The good cheer vanished from Casey’s face. He turned, staring straight ahead. “Pretty amazing.”

“What, the Scotch? I never really drank it before, but it’s not bad. What kind is it?

“Cutty Sark. Smooth as razor blades,” he said. “But that’s not what I’m talking about, Moe.”

“Then what?”

“The anonymous phone tip I got telling me where to find all that heroin.”

“Like you said, Detective Casey — ”

“Just call me Casey,” he said. “Everyone calls me Casey.”

“Like you said, Casey, it’s luck. Maybe it’s like they said in the papers.”

He curled up his lips into a joyless smile. “That it was the Anellos. I don’t buy it. Those guys would rather eat their young than rat out even their worst enemies.”

I shrugged my shoulders. “Who knows?”

“You’re right, and besides, not all my luck has been good. The garage where I keep the van I used to deliver the dummy explosives was broken into.”

“Can’t be a good thing to steal a police car. I hope the moron who did that got outta town quick.”

“I didn’t say the van was stolen, Moe. Only its window was busted, and the guy took my shotgun and the shells I kept in there for protection.”

“Hope it turns up.”

“I doubt it will,” he said. “My bet is the shotgun’s at the bottom of a lake somewhere.”

Before Casey could see me turn pale, two more well-wishers stopped by and bought a few more rounds. By the time they left, I couldn’t see straight.

Casey said, “I hear your buddy turned up, but that he was in rough shape.”

“Huh? Oh, Lids, yeah. I heard that too.” I wasn’t sure if it was my head or the room that was spinning, nor was I sure it was all a product of the Scotch.

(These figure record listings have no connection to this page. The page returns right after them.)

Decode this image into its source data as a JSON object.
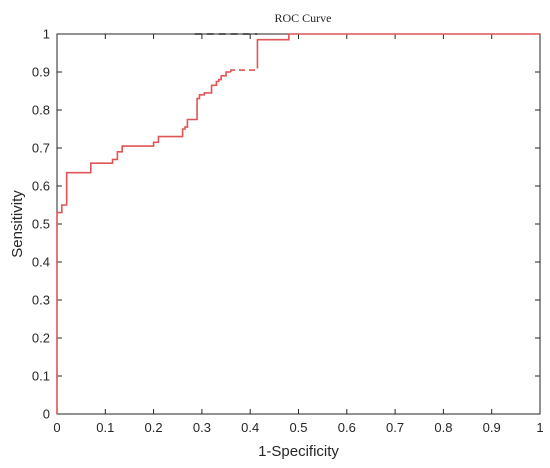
{
  "chart_data": {
    "type": "line",
    "title": "ROC Curve",
    "xlabel": "1-Specificity",
    "ylabel": "Sensitivity",
    "xlim": [
      0,
      1
    ],
    "ylim": [
      0,
      1
    ],
    "xticks": [
      "0",
      "0.1",
      "0.2",
      "0.3",
      "0.4",
      "0.5",
      "0.6",
      "0.7",
      "0.8",
      "0.9",
      "1"
    ],
    "yticks": [
      "0",
      "0.1",
      "0.2",
      "0.3",
      "0.4",
      "0.5",
      "0.6",
      "0.7",
      "0.8",
      "0.9",
      "1"
    ],
    "grid": false,
    "colors": {
      "curve": "#e05555",
      "dashed": "#222222",
      "axis": "#262626"
    },
    "series": [
      {
        "values": [
          [
            0,
            0
          ],
          [
            0,
            0.53
          ],
          [
            0.01,
            0.53
          ],
          [
            0.01,
            0.55
          ],
          [
            0.02,
            0.55
          ],
          [
            0.02,
            0.635
          ],
          [
            0.07,
            0.635
          ],
          [
            0.07,
            0.66
          ],
          [
            0.115,
            0.66
          ],
          [
            0.115,
            0.67
          ],
          [
            0.125,
            0.67
          ],
          [
            0.125,
            0.69
          ],
          [
            0.135,
            0.69
          ],
          [
            0.135,
            0.705
          ],
          [
            0.2,
            0.705
          ],
          [
            0.2,
            0.715
          ],
          [
            0.21,
            0.715
          ],
          [
            0.21,
            0.73
          ],
          [
            0.26,
            0.73
          ],
          [
            0.26,
            0.75
          ],
          [
            0.265,
            0.75
          ],
          [
            0.265,
            0.755
          ],
          [
            0.27,
            0.755
          ],
          [
            0.27,
            0.775
          ],
          [
            0.29,
            0.775
          ],
          [
            0.29,
            0.83
          ],
          [
            0.295,
            0.83
          ],
          [
            0.295,
            0.84
          ],
          [
            0.305,
            0.84
          ],
          [
            0.305,
            0.845
          ],
          [
            0.32,
            0.845
          ],
          [
            0.32,
            0.865
          ],
          [
            0.33,
            0.865
          ],
          [
            0.33,
            0.875
          ],
          [
            0.335,
            0.875
          ],
          [
            0.335,
            0.88
          ],
          [
            0.34,
            0.88
          ],
          [
            0.34,
            0.89
          ],
          [
            0.35,
            0.89
          ],
          [
            0.35,
            0.9
          ],
          [
            0.36,
            0.9
          ]
        ]
      },
      {
        "values": [
          [
            0.36,
            0.9
          ],
          [
            0.36,
            0.905
          ],
          [
            0.415,
            0.905
          ],
          [
            0.415,
            0.918
          ]
        ]
      },
      {
        "values": [
          [
            0.415,
            0.918
          ],
          [
            0.415,
            0.985
          ],
          [
            0.48,
            0.985
          ],
          [
            0.48,
            1
          ],
          [
            1,
            1
          ]
        ]
      },
      {
        "values": [
          [
            0.285,
            1
          ],
          [
            0.415,
            1
          ]
        ]
      }
    ]
  }
}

Casey was scaring the shit out of me with his talk of the shotgun and the drugs. I needed some fresh air, and I bolted.

Outside, the cool early March air was giving me some relief. Relief or not, I found it difficult to stand, so I sat down on the sidewalk, my back to a cold brick wall. Above my head, lazy jet after lazy jet, engines whining, followed the end of the glide path to the runways at JFK. I was so drunk that I swear I thought I could make out the faces of individual passengers. Some of them seemed to be staring right at me, pointing down at me. Why I should matter to them was beyond me. I wasn’t a circus freak. I wasn’t feeling guilty about things. I hadn’t killed anyone. I hadn’t gotten anyone killed.

Mostly, besides feeling woozy, I was feeling profoundly lost. Before all this happened, what I thought of as being lost was really just aimlessness; I was adrift. School was then at least an anchor, if not a sturdy one. Now even that was gone to me forever. I had tried going back to class, but it was no good. I just couldn’t force myself to care after seeing so much death, and the capacity for darkness inside people’s hearts. There had to be something in the world for me to keep me out of the dark. I was watching another jet when the silhouette of a man blocked my view.

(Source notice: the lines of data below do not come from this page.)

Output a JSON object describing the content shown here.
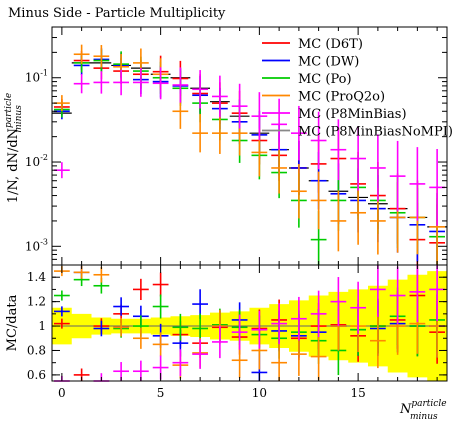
{
  "chart_data": {
    "type": "scatter",
    "title": "Minus Side - Particle Multiplicity",
    "upper": {
      "ylabel": "1/N, dN/dN",
      "ylabel_sup": "particle",
      "ylabel_sub": "minus",
      "yscale": "log",
      "ylim": [
        0.0006,
        0.4
      ],
      "ytick_labels": [
        "10^-1",
        "10^-2",
        "10^-3"
      ]
    },
    "lower": {
      "ylabel": "MC/data",
      "ylim": [
        0.55,
        1.5
      ],
      "ytick_labels": [
        "1.4",
        "1.2",
        "1",
        "0.8",
        "0.6"
      ]
    },
    "xlabel": "N",
    "xlabel_sup": "particle",
    "xlabel_sub": "minus",
    "xlim": [
      -0.5,
      19.5
    ],
    "xtick_labels": [
      "0",
      "5",
      "10",
      "15"
    ],
    "legend_position": "top-right",
    "series": [
      {
        "name": "MC (D6T)",
        "color": "#ff0000",
        "y": [
          0.045,
          0.16,
          0.13,
          0.12,
          0.11,
          0.118,
          0.098,
          0.065,
          0.05,
          0.038,
          0.018,
          0.012,
          0.0085,
          0.0095,
          0.011,
          0.0055,
          0.004,
          0.0028,
          0.0012,
          0.0011
        ],
        "ratio": [
          1.02,
          0.6,
          1.0,
          1.1,
          1.3,
          1.34,
          0.93,
          0.86,
          0.99,
          0.91,
          0.98,
          1.05,
          0.9,
          1.0,
          1.01,
          0.92,
          1.0,
          1.05,
          1.25,
          0.95
        ]
      },
      {
        "name": "MC (DW)",
        "color": "#0000ff",
        "y": [
          0.04,
          0.14,
          0.165,
          0.14,
          0.095,
          0.09,
          0.08,
          0.062,
          0.043,
          0.03,
          0.021,
          0.014,
          0.0085,
          0.006,
          0.0042,
          0.0035,
          0.0028,
          0.0022,
          0.0018,
          0.0015
        ],
        "ratio": [
          1.12,
          1.44,
          0.98,
          1.16,
          1.08,
          0.92,
          0.86,
          1.18,
          1.0,
          1.05,
          0.62,
          0.96,
          0.92,
          0.95,
          1.0,
          0.97,
          0.98,
          1.02,
          1.0,
          1.0
        ]
      },
      {
        "name": "MC (Po)",
        "color": "#00cc00",
        "y": [
          0.042,
          0.15,
          0.16,
          0.145,
          0.12,
          0.1,
          0.075,
          0.05,
          0.032,
          0.018,
          0.012,
          0.0075,
          0.0035,
          0.0012,
          0.0035,
          0.005,
          0.0035,
          0.0025,
          0.0022,
          0.0013
        ],
        "ratio": [
          1.25,
          1.38,
          1.33,
          0.98,
          1.0,
          1.16,
          0.99,
          0.98,
          1.01,
          0.99,
          0.93,
          0.9,
          0.95,
          0.88,
          0.8,
          0.97,
          1.0,
          1.08,
          1.0,
          1.05
        ]
      },
      {
        "name": "MC (ProQ2o)",
        "color": "#ff8800",
        "y": [
          0.05,
          0.19,
          0.18,
          0.135,
          0.15,
          0.11,
          0.04,
          0.022,
          0.022,
          0.022,
          0.013,
          0.0085,
          0.0045,
          0.0035,
          0.002,
          0.0025,
          0.002,
          0.0022,
          0.0022,
          0.0017
        ],
        "ratio": [
          1.45,
          1.44,
          1.42,
          0.99,
          0.9,
          0.85,
          0.68,
          0.78,
          1.0,
          0.72,
          0.8,
          0.7,
          0.77,
          0.75,
          1.0,
          1.0,
          0.88,
          1.0,
          1.02,
          1.0
        ]
      },
      {
        "name": "MC (P8MinBias)",
        "color": "#ff00ff",
        "y": [
          0.008,
          0.085,
          0.088,
          0.088,
          0.088,
          0.086,
          0.082,
          0.073,
          0.06,
          0.046,
          0.035,
          0.028,
          0.022,
          0.018,
          0.014,
          0.011,
          0.0085,
          0.0068,
          0.0055,
          0.005
        ],
        "ratio": [
          0.55,
          0.53,
          0.55,
          0.63,
          0.63,
          0.66,
          0.7,
          0.77,
          0.87,
          0.95,
          0.97,
          1.02,
          1.06,
          1.1,
          1.2,
          1.15,
          1.3,
          1.25,
          1.28,
          1.3
        ]
      },
      {
        "name": "MC (P8MinBiasNoMPI)",
        "color": "#888888",
        "y": [],
        "ratio": []
      }
    ],
    "data_reference": {
      "y": [
        0.038,
        0.15,
        0.15,
        0.14,
        0.13,
        0.11,
        0.1,
        0.075,
        0.052,
        0.035,
        0.022,
        0.014,
        0.0085,
        0.006,
        0.0045,
        0.0038,
        0.0032,
        0.0028,
        0.0022,
        0.0017
      ],
      "band_halfwidth": [
        0.15,
        0.1,
        0.07,
        0.06,
        0.06,
        0.07,
        0.08,
        0.09,
        0.11,
        0.12,
        0.15,
        0.18,
        0.21,
        0.25,
        0.28,
        0.3,
        0.33,
        0.38,
        0.42,
        0.45
      ]
    }
  }
}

“Having fun out here?” It was Casey. He stepped out of my way and sat down beside me.

“Just thinking,” I said.

“I’ve been thinking too, Moe.”

“Yeah, about what?”

“About you.”

“What about me?”

“Look, I may seem like just a big dumb schmuck, but I didn’t get my gold shield by being one. The Suffolk County PD, they’ve got no reason to connect you or Bobby to those two dead assholes in the warehouse. On the other hand, it didn’t take me long to find that Irving Prager was one of the original investors in that warehouse. Frankly, the world’s a better place without guys like Tony P and Jimmy Ding Dong, so you got nothing to worry about from me.”